Great mistakes can be made in drawing expression if the artist thinks that expression means only the super-heroic, grandiose, flamboyant, or heartbreakingly sentimental pose. The expressive movements of the figure go far beyond theatricality. Natural expressions are more complex and difficult to draw than poses because they require a keener knowledge of the human character and form. Artists who resort to theatricality do not have this insight.
The best way to draw human expression is to draw the basic movements in a natural way rather than drawing the frozen extremes. Natural movement follows a certain order. Here are a few simple classifications: movements of the figure that draw the concentration inward such as thought, conflict, or sorrow; outward movements done in harmony or contrast with outside influences such as objects, other figures, or animals. There can also be an interaction between outward and inward movement. There are literally thousands of possible figurative positions that are derived from these basic movements. You and your own body are the best source of these patterns. Your development as an artist grows from your developing contact with the expressiveness that is within you.
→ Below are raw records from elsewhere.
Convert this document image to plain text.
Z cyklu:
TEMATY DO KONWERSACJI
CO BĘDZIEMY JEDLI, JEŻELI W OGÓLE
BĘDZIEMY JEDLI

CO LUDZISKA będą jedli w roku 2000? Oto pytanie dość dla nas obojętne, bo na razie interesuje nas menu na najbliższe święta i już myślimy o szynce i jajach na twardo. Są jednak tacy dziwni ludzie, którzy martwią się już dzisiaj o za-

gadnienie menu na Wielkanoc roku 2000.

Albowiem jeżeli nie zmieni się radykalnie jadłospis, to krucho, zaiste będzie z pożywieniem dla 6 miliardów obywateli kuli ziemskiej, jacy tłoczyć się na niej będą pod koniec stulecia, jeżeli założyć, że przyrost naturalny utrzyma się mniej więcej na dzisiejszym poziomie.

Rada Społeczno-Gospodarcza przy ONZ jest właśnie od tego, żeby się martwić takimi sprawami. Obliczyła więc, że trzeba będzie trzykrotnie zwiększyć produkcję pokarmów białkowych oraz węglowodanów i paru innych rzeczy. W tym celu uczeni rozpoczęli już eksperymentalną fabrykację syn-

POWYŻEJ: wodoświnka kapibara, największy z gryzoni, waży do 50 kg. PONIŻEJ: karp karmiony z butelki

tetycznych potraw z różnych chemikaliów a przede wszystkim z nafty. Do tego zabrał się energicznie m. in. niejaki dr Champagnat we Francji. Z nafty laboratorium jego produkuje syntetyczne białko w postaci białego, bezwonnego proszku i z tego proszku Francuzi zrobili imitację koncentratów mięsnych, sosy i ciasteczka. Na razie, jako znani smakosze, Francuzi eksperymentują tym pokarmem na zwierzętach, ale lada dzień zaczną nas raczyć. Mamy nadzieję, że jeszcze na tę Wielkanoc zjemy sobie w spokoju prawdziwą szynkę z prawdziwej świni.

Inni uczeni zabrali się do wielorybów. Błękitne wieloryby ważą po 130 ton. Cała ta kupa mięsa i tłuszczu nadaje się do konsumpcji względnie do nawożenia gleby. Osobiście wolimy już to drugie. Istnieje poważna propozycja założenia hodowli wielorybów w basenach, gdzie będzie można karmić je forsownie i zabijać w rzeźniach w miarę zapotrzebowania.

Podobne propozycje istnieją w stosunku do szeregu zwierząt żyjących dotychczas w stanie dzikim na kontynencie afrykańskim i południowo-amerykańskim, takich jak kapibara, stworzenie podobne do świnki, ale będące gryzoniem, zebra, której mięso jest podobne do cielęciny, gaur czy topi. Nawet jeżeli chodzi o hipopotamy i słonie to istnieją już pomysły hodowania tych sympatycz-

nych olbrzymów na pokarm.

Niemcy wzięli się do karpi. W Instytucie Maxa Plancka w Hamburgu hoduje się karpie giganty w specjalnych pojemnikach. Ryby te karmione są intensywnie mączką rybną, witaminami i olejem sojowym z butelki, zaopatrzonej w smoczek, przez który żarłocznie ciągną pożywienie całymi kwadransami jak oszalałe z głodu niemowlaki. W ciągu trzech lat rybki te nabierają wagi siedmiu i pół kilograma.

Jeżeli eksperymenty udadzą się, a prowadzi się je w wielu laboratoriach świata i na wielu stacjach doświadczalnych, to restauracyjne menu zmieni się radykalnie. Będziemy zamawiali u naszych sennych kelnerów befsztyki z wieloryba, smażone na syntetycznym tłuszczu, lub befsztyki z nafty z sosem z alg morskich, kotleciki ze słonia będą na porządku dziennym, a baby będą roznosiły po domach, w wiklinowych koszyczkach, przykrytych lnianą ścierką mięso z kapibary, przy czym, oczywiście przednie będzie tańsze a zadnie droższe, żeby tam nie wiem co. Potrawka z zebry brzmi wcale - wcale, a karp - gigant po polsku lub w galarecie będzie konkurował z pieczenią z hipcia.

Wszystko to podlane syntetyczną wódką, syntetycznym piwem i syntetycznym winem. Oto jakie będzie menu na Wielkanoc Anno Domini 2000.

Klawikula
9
Project: This project will help you become familiar with the problem of drawing patterns of human expression. I am going to suggest a number of specific patterns for you to draw with pencil and paper. When you draw these patterns, use the stick figure and simple egglike or rounded shapes. Concentrate on the body movements of these expressions starting with the torso as the core of the expression, the basic movements going outward from the torso into the neck, head, arms, genitals, and legs. Keep the drawings simple and do not attempt to draw anatomical details.
I want you to draw these emotional patterns that all start from processes within the trunk of the figure: love, hate, rage, sorrow, mildness, joy, strength, fatigue, sleep, indifference, shyness, interest, enthusiasm, guilt, pride, revulsion. Draw these states without drawing the features of the face. Use yourself as a model and act out the expressions. Pay attention to the way the body moves when you become angry or when you feel love or guilt, etc. The idea is for you to see these emotional states as kinds of movement rather than as frozen theatrical poses.
An advanced project, very difficult to do, is to draw the figure in transition from one state to another. Try it. Be sure to remember the three points I mentioned: correct shape, correct proportion, and correct position.